The key feature is the loss of freedom of maneuver. If a force can easily overcome a terrain feature and maintain its fighting strength, it is not breaking out but maneuvering in the same way that any force would over nonrestrictive terrain.

A breakout attempt need not result in a breakthrough, such as the 4th Panzer Army suffered during Operation Winter Storm or the British 1st Armored Division suffered at Campoleone. That is referred to as a failed breakout. A breakout may be attempted in conjunction with relief, which may be essential especially if the invested force has already experienced failed breakout attempts (again, as in Winter Storm).

===First World War===
As the situation on the Western Front during the First World War has been widely regarded as a single continent-long siege, rather than a series of distinct battles, it is possible to consider offensive action from the Allies as a type of breakout. In that sense, the Allied armies may be considered encircled, albeit on a hitherto-unheard of scale, with the German army to their east, the Alps and the Pyrenees to their south, and the sea to their west and north. Indeed, as the Dunkirk evacuation illustrated, despite having by far the largest navy in the world, those armies' amphibious movements were nearly impossible logistically. Similarly, as is seen at the Battle of Sarikamish, mountainous terrain remained a significant obstacle to military movement and could inflict numerous casualties.

==Strategy and tactics==
The classic breakout strategy involves the concentration of force at one weak point of the encircling force. In the case of the Battle for North Africa, a variation of the tactic was used by German Field Marshal Erwin Rommel, who secured both his flanks before quickly penetrating into the enemy's rear.
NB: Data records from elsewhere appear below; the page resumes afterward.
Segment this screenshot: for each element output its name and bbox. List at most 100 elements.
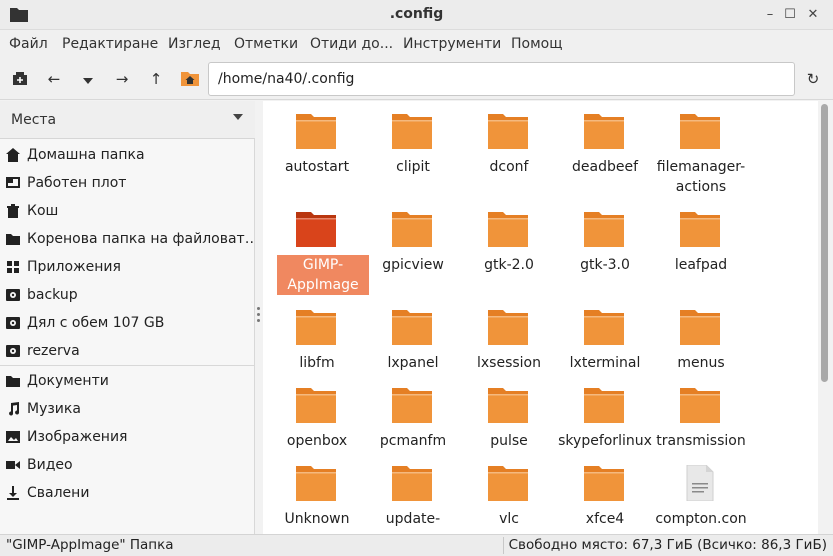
folder-item[interactable]: lxterminal — [557, 297, 653, 387]
folder-item[interactable]: leafpad — [653, 199, 749, 289]
folder-icon — [680, 114, 720, 149]
sidebar-item[interactable]: Приложения — [0, 253, 255, 281]
folder-item[interactable]: GIMP-AppImage — [269, 199, 369, 295]
sidebar-item[interactable]: Видео — [0, 451, 255, 479]
reload-icon: ↻ — [806, 70, 820, 88]
folder-item[interactable]: update- — [365, 453, 461, 534]
arrow-right-icon: → — [115, 70, 129, 88]
home-icon — [6, 148, 20, 162]
folder-icon — [680, 310, 720, 345]
file-name: lxpanel — [387, 355, 439, 371]
minimize-button[interactable]: – — [760, 5, 780, 25]
file-name: gtk-2.0 — [484, 257, 534, 273]
sidebar-item[interactable]: backup — [0, 281, 255, 309]
sidebar-item-label: rezerva — [27, 343, 80, 359]
folder-item[interactable]: deadbeef — [557, 101, 653, 191]
sidebar: Места Домашна папка Работен плот Кош Корено… — [0, 101, 255, 534]
menu-bookmarks[interactable]: Отметки — [234, 36, 298, 52]
folder-item[interactable]: gtk-3.0 — [557, 199, 653, 289]
file-name: pulse — [490, 433, 528, 449]
file-name: skypeforlinux — [558, 433, 652, 449]
toolbar: ← → ↑ /home/na40/.config ↻ — [0, 58, 833, 100]
desktop-icon — [6, 177, 20, 188]
free-space-status: Свободно място: 67,3 ГиБ (Всичко: 86,3 Г… — [508, 537, 827, 553]
new-tab-icon — [13, 72, 27, 85]
folder-item[interactable]: menus — [653, 297, 749, 387]
folder-item[interactable]: pulse — [461, 375, 557, 465]
file-name: pcmanfm — [379, 433, 447, 449]
sidebar-item[interactable]: Свалени — [0, 479, 255, 507]
menu-go[interactable]: Отиди до... — [310, 36, 393, 52]
folder-item[interactable]: lxsession — [461, 297, 557, 387]
file-name: libfm — [299, 355, 335, 371]
file-name: openbox — [286, 433, 348, 449]
selection-status: "GIMP-AppImage" Папка — [6, 537, 174, 553]
reload-button[interactable]: ↻ — [800, 66, 826, 92]
folder-item[interactable]: pcmanfm — [365, 375, 461, 465]
file-item[interactable]: compton.con — [653, 453, 749, 534]
folder-item[interactable]: lxpanel — [365, 297, 461, 387]
folder-icon — [584, 466, 624, 501]
folder-icon — [584, 310, 624, 345]
sidebar-item[interactable]: Коренова папка на файловат… — [0, 225, 255, 253]
menu-edit[interactable]: Редактиране — [62, 36, 158, 52]
folder-item[interactable]: dconf — [461, 101, 557, 191]
drive-icon — [6, 289, 20, 301]
folder-item[interactable]: Unknown — [269, 453, 365, 534]
home-button[interactable] — [177, 66, 203, 92]
path-input[interactable]: /home/na40/.config — [208, 62, 795, 96]
file-name: deadbeef — [571, 159, 638, 175]
menu-file[interactable]: Файл — [9, 36, 48, 52]
folder-item[interactable]: gpicview — [365, 199, 461, 289]
folder-item[interactable]: clipit — [365, 101, 461, 191]
menu-view[interactable]: Изглед — [168, 36, 221, 52]
scrollbar-thumb[interactable] — [821, 104, 828, 382]
new-tab-button[interactable] — [7, 66, 33, 92]
sidebar-item-label: Приложения — [27, 259, 121, 275]
file-name: xfce4 — [585, 511, 625, 527]
sidebar-item[interactable]: Работен плот — [0, 169, 255, 197]
folder-item[interactable]: libfm — [269, 297, 365, 387]
back-button[interactable]: ← — [41, 66, 67, 92]
sidebar-item-label: Видео — [27, 457, 73, 473]
folder-item[interactable]: transmission — [653, 375, 749, 465]
chevron-down-icon — [83, 78, 93, 84]
maximize-button[interactable]: ☐ — [780, 5, 800, 25]
sidebar-item[interactable]: Домашна папка — [0, 141, 255, 169]
title-bar: .config – ☐ ✕ — [0, 0, 833, 30]
sidebar-item[interactable]: Кош — [0, 197, 255, 225]
file-name: update- — [385, 511, 441, 527]
folder-item[interactable]: autostart — [269, 101, 365, 191]
sidebar-item[interactable]: rezerva — [0, 337, 255, 365]
history-dropdown-button[interactable] — [75, 66, 101, 92]
file-name: lxsession — [477, 355, 541, 371]
vertical-scrollbar[interactable] — [818, 101, 833, 534]
folder-item[interactable]: xfce4 — [557, 453, 653, 534]
menu-help[interactable]: Помощ — [511, 36, 562, 52]
arrow-up-icon: ↑ — [149, 70, 163, 88]
up-button[interactable]: ↑ — [143, 66, 169, 92]
pictures-icon — [6, 431, 20, 443]
places-title: Места — [11, 112, 57, 128]
folder-item[interactable]: skypeforlinux — [557, 375, 653, 465]
folder-icon — [488, 466, 528, 501]
forward-button[interactable]: → — [109, 66, 135, 92]
menu-tools[interactable]: Инструменти — [403, 36, 501, 52]
status-divider — [503, 537, 504, 554]
folder-icon — [584, 388, 624, 423]
pane-splitter[interactable] — [257, 307, 261, 323]
folder-item[interactable]: gtk-2.0 — [461, 199, 557, 289]
home-folder-icon — [181, 72, 199, 86]
folder-item[interactable]: vlc — [461, 453, 557, 534]
places-selector[interactable]: Места — [0, 101, 255, 139]
folder-item[interactable]: filemanager-actions — [653, 101, 749, 195]
folder-item[interactable]: openbox — [269, 375, 365, 465]
apps-icon — [7, 261, 19, 273]
sidebar-item[interactable]: Дял с обем 107 GB — [0, 309, 255, 337]
sidebar-item[interactable]: Документи — [0, 367, 255, 395]
sidebar-item[interactable]: Музика — [0, 395, 255, 423]
sidebar-item-label: Документи — [27, 373, 109, 389]
close-button[interactable]: ✕ — [803, 5, 823, 25]
file-name: vlc — [499, 511, 519, 527]
sidebar-item[interactable]: Изображения — [0, 423, 255, 451]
During the Second World War, British General Bernard Montgomery also adopted the strategy by attacking the enemy's narrow front.

Breakout maneuvers, despite their own myriad risks, may become necessary by a number of disadvantages encircled forces suffer:

- They are vulnerable to concentrated artillery fire.
- They are vulnerable to use of weapons of mass destruction.
- They, at some point, exhaust their supplies if resupply is not possible by air.
- They cannot evacuate the dead and the wounded.
- They are vulnerable to loss of morale and discipline.

The invested force suffers from the disadvantages resulting from occupying a confined space and also from those resulting from a lack of resupply. Therefore, the encircling force has a significant tactical advantage and the advantage of time. It may, in fact, choose to not engage their enemy at all and simply wait it out, leading to eventual exhaustion of ammunition if the invested force gives battle or to the eventual exhaustion of food and water otherwise.

The US Army lists four conditions, one of which normally exists when a force attempts a breakout maneuver:

- The commander directs the breakout or the breakout falls within the intent of a higher commander.
- The encircled force does not have sufficient relative combat power to defend itself against enemy forces attempting to reduce the encirclement.
- The encircled force does not have adequate terrain available to conduct its defense.
- The encircled force cannot sustain long enough to be relieved by forces outside the encirclement.

Of necessity, the broad concept is subject to interpretation. In The Blitzkrieg Myth, John Mosier questions whether the concept as applied to tank and other warfare in the Second World War was more misleading than helpful to planning, on account of the numerous exceptional conditions faced in war and also whether evaluation based largely on how well breakout or breakthrough potential was realized is appropriate

===Examples===
An example is the battle of Hube's Pocket on the Eastern Front in the Second World War in which the German First Panzer Army was encircled by Soviet forces but broke out by attacking westward and linking with the II SS Panzer Corps, which was breaking into the encirclement from outside. The breakout effort focused on the west because it was thinly held by the 4th Tank Army. The maneuver was an improvisation after Soviet General Georgy Zhukov concentrated his blocking forces southwards, where the German breakout had been anticipated. The German forces escaped relatively intact.